As a moody, brooding entity. (“I’m gonna have to clean out these pesky humans some day.”)

I’m conflicted. I enjoy casual birding, and when I visit Hawai’i and can suddenly see many new birds, I should be thrilled. I did thrill to bright, different birds. Then I learned that virtually every bird I saw had been introduced to the islands in the past 150 years or so. It seemed none of the common ones (the birds hopping around parks and following the tourists around) could claim they were indigenous to any island in Hawaii. Still…they are quite different to commonly spotted birds where I live.

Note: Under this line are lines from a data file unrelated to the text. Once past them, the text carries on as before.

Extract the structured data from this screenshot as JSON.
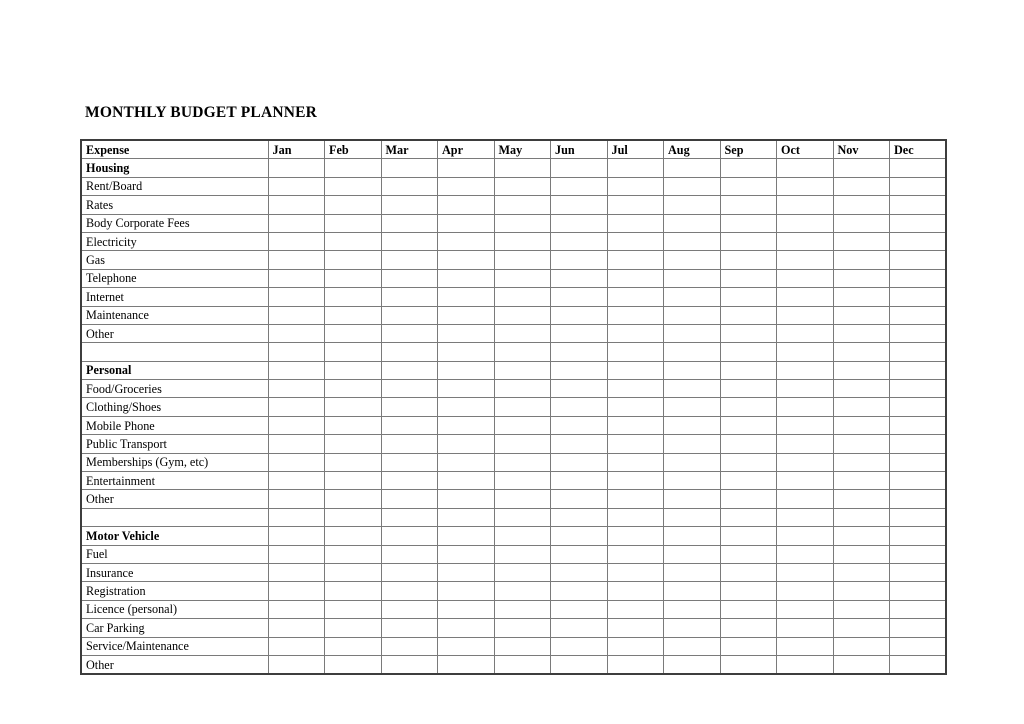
{
  "document": {
    "title": "MONTHLY BUDGET PLANNER"
  },
  "table": {
    "expense_header": "Expense",
    "months": [
      "Jan",
      "Feb",
      "Mar",
      "Apr",
      "May",
      "Jun",
      "Jul",
      "Aug",
      "Sep",
      "Oct",
      "Nov",
      "Dec"
    ],
    "rows": [
      {
        "type": "section",
        "label": "Housing"
      },
      {
        "type": "item",
        "label": "Rent/Board"
      },
      {
        "type": "item",
        "label": "Rates"
      },
      {
        "type": "item",
        "label": "Body Corporate Fees"
      },
      {
        "type": "item",
        "label": "Electricity"
      },
      {
        "type": "item",
        "label": "Gas"
      },
      {
        "type": "item",
        "label": "Telephone"
      },
      {
        "type": "item",
        "label": "Internet"
      },
      {
        "type": "item",
        "label": "Maintenance"
      },
      {
        "type": "item",
        "label": "Other"
      },
      {
        "type": "spacer",
        "label": ""
      },
      {
        "type": "section",
        "label": "Personal"
      },
      {
        "type": "item",
        "label": "Food/Groceries"
      },
      {
        "type": "item",
        "label": "Clothing/Shoes"
      },
      {
        "type": "item",
        "label": "Mobile Phone"
      },
      {
        "type": "item",
        "label": "Public Transport"
      },
      {
        "type": "item",
        "label": "Memberships (Gym, etc)"
      },
      {
        "type": "item",
        "label": "Entertainment"
      },
      {
        "type": "item",
        "label": "Other"
      },
      {
        "type": "spacer",
        "label": ""
      },
      {
        "type": "section",
        "label": "Motor Vehicle"
      },
      {
        "type": "item",
        "label": "Fuel"
      },
      {
        "type": "item",
        "label": "Insurance"
      },
      {
        "type": "item",
        "label": "Registration"
      },
      {
        "type": "item",
        "label": "Licence (personal)"
      },
      {
        "type": "item",
        "label": "Car Parking"
      },
      {
        "type": "item",
        "label": "Service/Maintenance"
      },
      {
        "type": "item",
        "label": "Other"
      }
    ]
  },
  "colors": {
    "page_background": "#ffffff",
    "text": "#000000",
    "grid_line": "#7a7a7a",
    "outer_border": "#3d3d3d"
  }
}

The Common Myna appeared everywhere on Hawaii and Maui. It’s native to Asia, but has spread so much it qualifies as “one of the world’s most invasive species,” according to the IUCN Species Survival Commission which listed it on its 100 of the World’s Worst Invasive Species (one of only three birds on it). When we first landed on the Big Island, and I heard this incessant chattering, I thought Starlings had made it to Hawai’i. It’s a noisy bird, and it looks a little bit like a Starling until you get close enough to see the yellow eye patch, the more brown body, and that it moves rapidly on the ground when it wants to.
The Saffron Finch comes from South America. It’s been on the Big Island (Hawaii) only since 1960. We only saw these in the Lili’uokalani Gardens and around our hotel, both of which are on a very small peninsula on the east edge of Hilo, Mokuako.

There are three common cardinals in Hawai’i, and none of them are native. One of them isn’t even a cardinal! We saw two: I photographed only the Yellow-billed but we also saw the Red-crested. They both originate in Brazil, but the former has a wider range into Paraguay, Bolivia, Uruguay, and northern Argentina. Thankfully we didn’t see any Northern Cardinals. I see plenty of those at home, and it would have been very depressing. Because I have no photos of the Red-crested, I’m including one from Wikimedia Commons.

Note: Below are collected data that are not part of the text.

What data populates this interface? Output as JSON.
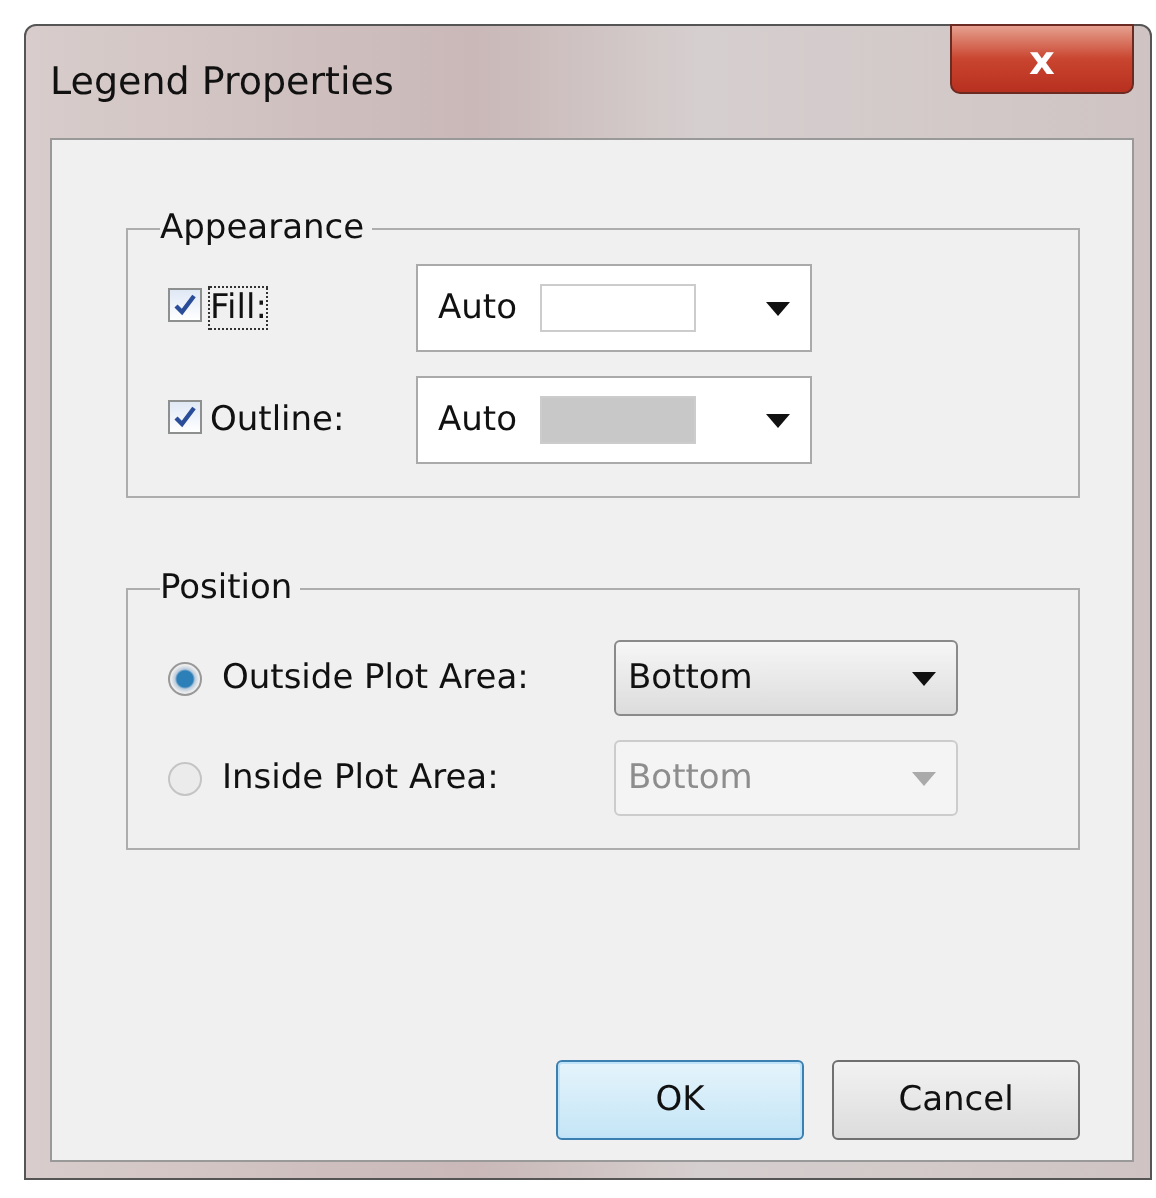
{
  "window": {
    "title": "Legend Properties",
    "close": "x"
  },
  "appearance": {
    "title": "Appearance",
    "rows": [
      {
        "label": "Fill:",
        "checked": true,
        "focused": true,
        "value": "Auto",
        "color": "#ffffff"
      },
      {
        "label": "Outline:",
        "checked": true,
        "focused": false,
        "value": "Auto",
        "color": "#c8c8c8"
      }
    ]
  },
  "position": {
    "title": "Position",
    "options": [
      {
        "label": "Outside Plot Area:",
        "selected": true,
        "value": "Bottom",
        "disabled": false
      },
      {
        "label": "Inside Plot Area:",
        "selected": false,
        "value": "Bottom",
        "disabled": true
      }
    ]
  },
  "buttons": [
    {
      "label": "OK",
      "default": true
    },
    {
      "label": "Cancel",
      "default": false
    }
  ]
}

My biggest consternation regarding birds wasn’t the Northern Cardinal. It was the onslaught of House Sparrows which assail one in every open restaurant, marketplace, park, and you name it. The fearless critters even hopped into our room in Hilo on several occasions….

Though we saw plenty of spotted and zebra doves (both introduced from SE Asia), I failed to take a good photo of one. It remained until we traveled to Maui before I saw a bird endemic to the Hawaiian Islands…

Sifting my photos for birds proved beneficial when I tripped over one, and only one, photo of a different group of birds. The Chestnut Munia isn’t native to Hawai’i (of course), but it’s a pretty cool-looking bird nonetheless. In the photo below, the bird on the left is a classic, I’m-sure-it’s-a-Munia example. Moving left to right, birds #2 and #4 appear to be Munias but they’re not supposed to have breasts like that. (Males and females are supposed to look about the same.) Photos of immature birds don’t look like those two. Bird #3? I’ve no idea what that is, but I find it difficult to believe it would just hang out in this group without being one of them.

And in Maui I finally got a photo of one of these long-legged things which had bedeviled me on the Big Island. (Blurry photos? Sure, I’ve got ’em.) I don’t try to identify long-legged birds like this because they are so diverse and so similar. I don’t even know if this one is the same species as the ones which ran around on the rocky coasts of Hilo Bay.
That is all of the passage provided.